Krüppel‑like factor 4 (Klf4) is a transcriptional factor involved in the progression of hepatocellular carcinoma (HCC). However, the underlying regulatory mechanisms associated with the Klf4 gene as a tumor suppressor in HCC remain unclear. microRNAs (miRNAs or miRs) are a series of small non‑coding RNAs that serve a vital role in regulating gene expression via their influence on protein translation and the associated degradation of mRNA. The mRNA expression levels of the miRNA, miR‑9‑5p, and Klf4 were measured using reverse transcription‑quantitative polymerase chain reaction.

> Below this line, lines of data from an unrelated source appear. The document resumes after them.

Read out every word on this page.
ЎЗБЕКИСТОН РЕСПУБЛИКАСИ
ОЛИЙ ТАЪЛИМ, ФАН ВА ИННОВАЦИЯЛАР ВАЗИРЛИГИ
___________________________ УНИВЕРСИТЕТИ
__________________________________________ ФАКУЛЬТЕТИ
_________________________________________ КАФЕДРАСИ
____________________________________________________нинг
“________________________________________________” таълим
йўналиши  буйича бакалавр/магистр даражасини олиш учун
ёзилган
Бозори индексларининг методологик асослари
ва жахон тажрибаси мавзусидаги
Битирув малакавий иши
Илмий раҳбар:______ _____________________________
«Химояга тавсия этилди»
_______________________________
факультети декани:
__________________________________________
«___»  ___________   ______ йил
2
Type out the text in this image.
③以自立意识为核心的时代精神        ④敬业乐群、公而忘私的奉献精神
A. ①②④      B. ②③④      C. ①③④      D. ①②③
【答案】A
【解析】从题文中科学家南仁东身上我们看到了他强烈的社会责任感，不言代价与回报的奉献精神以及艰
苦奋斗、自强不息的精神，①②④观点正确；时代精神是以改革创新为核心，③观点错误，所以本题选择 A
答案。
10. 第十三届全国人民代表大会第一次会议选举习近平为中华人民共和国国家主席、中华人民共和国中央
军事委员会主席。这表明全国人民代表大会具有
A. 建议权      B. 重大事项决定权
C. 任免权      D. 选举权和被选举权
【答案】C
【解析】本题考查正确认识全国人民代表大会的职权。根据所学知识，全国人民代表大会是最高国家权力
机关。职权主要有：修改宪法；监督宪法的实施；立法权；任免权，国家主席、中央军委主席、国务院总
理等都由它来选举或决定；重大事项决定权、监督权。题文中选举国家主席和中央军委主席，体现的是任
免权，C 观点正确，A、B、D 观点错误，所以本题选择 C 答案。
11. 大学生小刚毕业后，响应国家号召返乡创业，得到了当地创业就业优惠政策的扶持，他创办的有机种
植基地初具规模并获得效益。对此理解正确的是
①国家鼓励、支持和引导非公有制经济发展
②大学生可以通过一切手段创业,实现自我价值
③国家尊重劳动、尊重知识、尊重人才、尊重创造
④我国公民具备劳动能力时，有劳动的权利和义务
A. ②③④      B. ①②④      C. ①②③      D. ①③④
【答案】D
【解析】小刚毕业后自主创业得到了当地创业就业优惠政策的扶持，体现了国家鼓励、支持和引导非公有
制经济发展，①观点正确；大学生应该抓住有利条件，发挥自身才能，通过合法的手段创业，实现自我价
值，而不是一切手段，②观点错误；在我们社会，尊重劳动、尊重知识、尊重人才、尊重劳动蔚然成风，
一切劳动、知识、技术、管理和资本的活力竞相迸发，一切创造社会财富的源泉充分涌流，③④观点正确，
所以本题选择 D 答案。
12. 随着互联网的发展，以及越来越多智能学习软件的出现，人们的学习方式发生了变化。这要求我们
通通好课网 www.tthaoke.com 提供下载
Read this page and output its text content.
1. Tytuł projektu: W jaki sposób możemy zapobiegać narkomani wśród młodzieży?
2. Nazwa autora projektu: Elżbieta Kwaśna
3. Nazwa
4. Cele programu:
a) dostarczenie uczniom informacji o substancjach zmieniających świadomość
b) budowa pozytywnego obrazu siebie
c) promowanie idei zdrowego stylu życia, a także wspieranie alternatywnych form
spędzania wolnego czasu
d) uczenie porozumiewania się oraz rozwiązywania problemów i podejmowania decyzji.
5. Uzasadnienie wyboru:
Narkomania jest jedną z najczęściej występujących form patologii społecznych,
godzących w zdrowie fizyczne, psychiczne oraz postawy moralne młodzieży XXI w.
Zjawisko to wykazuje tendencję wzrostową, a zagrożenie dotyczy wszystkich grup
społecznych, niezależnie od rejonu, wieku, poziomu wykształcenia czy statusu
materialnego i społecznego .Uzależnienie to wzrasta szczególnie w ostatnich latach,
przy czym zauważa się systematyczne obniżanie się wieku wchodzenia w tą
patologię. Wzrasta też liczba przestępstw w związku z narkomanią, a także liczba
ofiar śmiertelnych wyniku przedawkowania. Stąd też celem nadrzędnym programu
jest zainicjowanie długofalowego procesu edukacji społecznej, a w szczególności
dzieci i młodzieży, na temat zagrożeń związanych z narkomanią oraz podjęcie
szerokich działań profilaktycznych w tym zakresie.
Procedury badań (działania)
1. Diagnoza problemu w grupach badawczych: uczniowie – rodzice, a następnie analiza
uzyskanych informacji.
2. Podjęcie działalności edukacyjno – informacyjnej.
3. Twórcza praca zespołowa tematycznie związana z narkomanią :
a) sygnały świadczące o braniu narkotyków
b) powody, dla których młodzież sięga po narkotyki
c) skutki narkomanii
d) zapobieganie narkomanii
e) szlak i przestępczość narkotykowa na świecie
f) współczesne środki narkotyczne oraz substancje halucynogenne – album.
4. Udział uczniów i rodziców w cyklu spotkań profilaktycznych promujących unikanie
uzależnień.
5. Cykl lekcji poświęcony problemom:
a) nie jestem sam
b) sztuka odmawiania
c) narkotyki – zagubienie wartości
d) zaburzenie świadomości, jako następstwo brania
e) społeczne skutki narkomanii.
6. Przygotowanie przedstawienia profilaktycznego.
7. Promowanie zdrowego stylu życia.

The protein expression levels of Klf4, protein kinase B (AKT), phosphorylated (p‑)AKT, mechanistic target of rapamycin (mTOR), p‑mTOR, B cell lymphoma‑2 (Bcl‑2) and Bcl‑2‑associated X protein (Bax) were determined by western blot analysis. Dual luciferase reporter assay was used to confirm a direct interaction between miR‑9‑5p and the 3'‑untranslated region (3'‑UTR) sequence of Klf4. Cell counting kit‑8 assay, wound healing assay, Transwell migration assay and flow cytometric analysis were performed to evaluate the proliferative, migratory and apoptotic capabilities of the HCC cells. In the present study, miR‑9‑5p was revealed to be overexpressed in HCC as a novel upstream gene of Klf4. miR‑9‑5p expression was inversely associated with Klf4 expression in clinical samples. Additionally, Kaplan‑Meier analysis revealed a markedly poor prognosis of HCC in the miR‑9‑5p high‑expression group. Bioinformatics analysis revealed that miR‑9‑5p bound directly to the 3'‑UTR of Klf4, which reduced the expression levels of Klf4. The miR‑9‑5p/Klf4 axis promoted HCC proliferation and migration, and inhibited HCC apoptosis. Furthermore, miR‑9‑5p upregulated the Bcl‑2/Bax protein ratio and activated AKT/mTOR signaling. Taken together, these data demonstrated that the miR‑9‑5p/Klf4 axis was able to promote HCC progression, which may occur via regulation of the AKT signaling pathway, highlighting a potential novel target in HCC treatment.